How to properly sync products with CSV?

O

Outsider V.2019-12-29 15:00:25

Magento

Outsider V., 2019-12-29 15:00:25

Стади кейс, который мне привели на собесе, и который я провалил, т. к. никогда ни с чем подобным не сталкивался.
Есть файл CSV, с несколькими десятками тысяч продуктов, есть Magento 2 с такого же порядка количеством продуктов в базе. Задача - максимально эффективно, не положив сервак (из-за перегрузки по памяти) и не сломав базу, сделать следующее:
1. Обновить атрибуты продуктов, SKU которых уже есть в базе.
2. Добавить продукты, которых еще нет.
3. Удалить продукты из базы Magento, SKU которых нет в CSV.
Вопрос- каковым будет вцелом алогритм работы кода, который будет это делать. (а делать он это будет по крону скорей всего).
Может есть готовые решения (алгоритмы, подходы, паттерны), о которых я не знаю?
To all my attempts to write an algorithm, there were objections either that php would eat up a lot of memory, or that MySQL would not process such a huge request.

Reply

Answer the question

In order to leave comments, you need to log in

3 answer(s)

L

Lev Zabudkin, 2019-12-29
@zabudkin

Who told you about memory - in the furnace.
1. All handles, or rather requests.
2. Everything.

A

Anton Shamanov, 2019-12-29
@SilenceOfWinter

blog.nagaychenko.com/2010/04/29/%D0%BA%D0%B0%D0%BA... most likely they wanted something like this

D

Dmitry Sviridov, 2019-12-29
@dimuska139

1 and 2. Given that the SKU, as I understand it, is a value that is unique in meaning, a UNIQUE index hangs on it.
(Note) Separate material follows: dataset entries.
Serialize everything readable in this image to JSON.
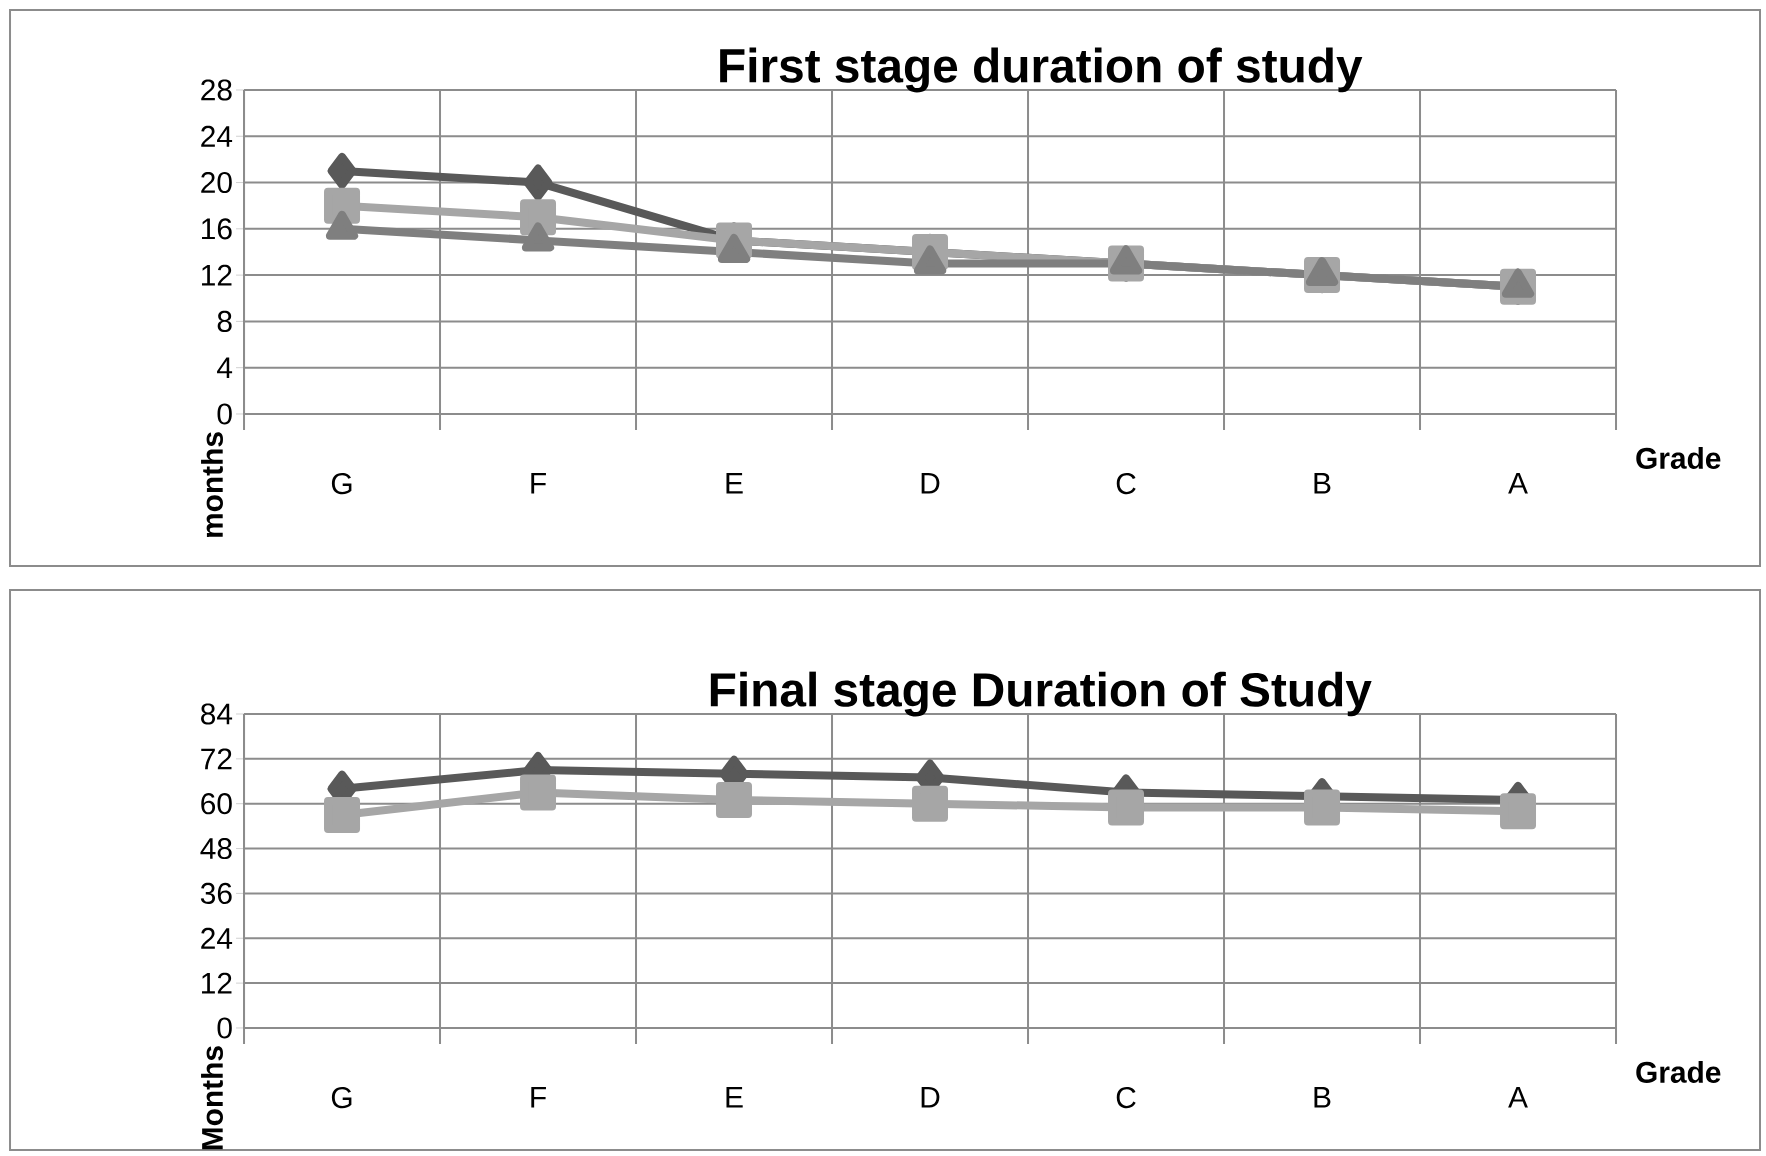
{
  "chart_data": [
    {
      "type": "line",
      "title": "First stage duration of study",
      "xlabel": "Grade",
      "ylabel": "months",
      "categories": [
        "G",
        "F",
        "E",
        "D",
        "C",
        "B",
        "A"
      ],
      "series": [
        {
          "color": "#595959",
          "marker": "diamond",
          "values": [
            21,
            20,
            15,
            14,
            13,
            12,
            11
          ]
        },
        {
          "color": "#a6a6a6",
          "marker": "square",
          "values": [
            18,
            17,
            15,
            14,
            13,
            12,
            11
          ]
        },
        {
          "color": "#7f7f7f",
          "marker": "triangle",
          "values": [
            16,
            15,
            14,
            13,
            13,
            12,
            11
          ]
        }
      ],
      "ylim": [
        0,
        28
      ],
      "yticks": [
        0,
        4,
        8,
        12,
        16,
        20,
        24,
        28
      ],
      "grid": true
    },
    {
      "type": "line",
      "title": "Final stage Duration of Study",
      "xlabel": "Grade",
      "ylabel": "Months",
      "categories": [
        "G",
        "F",
        "E",
        "D",
        "C",
        "B",
        "A"
      ],
      "series": [
        {
          "color": "#595959",
          "marker": "diamond",
          "values": [
            64,
            69,
            68,
            67,
            63,
            62,
            61
          ]
        },
        {
          "color": "#a6a6a6",
          "marker": "square",
          "values": [
            57,
            63,
            61,
            60,
            59,
            59,
            58
          ]
        }
      ],
      "ylim": [
        0,
        84
      ],
      "yticks": [
        0,
        12,
        24,
        36,
        48,
        60,
        72,
        84
      ],
      "grid": true
    }
  ]
}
Thus, you can read the csv file line by line and use on duplicate key update . This will allow you to update attributes or add missing products to the table with just one cycle.
3.To remove products from the Magento database, the SKUs of which are not in the CSV, you need to read the product table in the database in blocks (for example, 100 lines each) and check for the presence of these SKUs in the csv file. If not found, write id to an array. After that, delete all rows by these id's using the sql-operator IN. If there are a lot of IDs in the array, it makes sense to also divide them into blocks so that IN does not have a lot of IDs. This can be optimized if, at steps 1 and 2, write the SKUs read from the SKU file into the php array (even if there are 100k lines, this will not eat up much memory in this case) - then you won’t even need to search in the csv file, it will be enough just check for the presence of the SKU taken from the database in this array.
PSabout 3. Perhaps it would be even more efficient to add a column to the table with goods, in which, at steps 1 and 2 in the same sql query, write (or rewrite the old value) the current date and time for processed records. After that, with just one query to the database, cut out everything that is old from the table (because if the old date and time are recorded, it means that there was no product with this SKU in the csv file, and it can be deleted).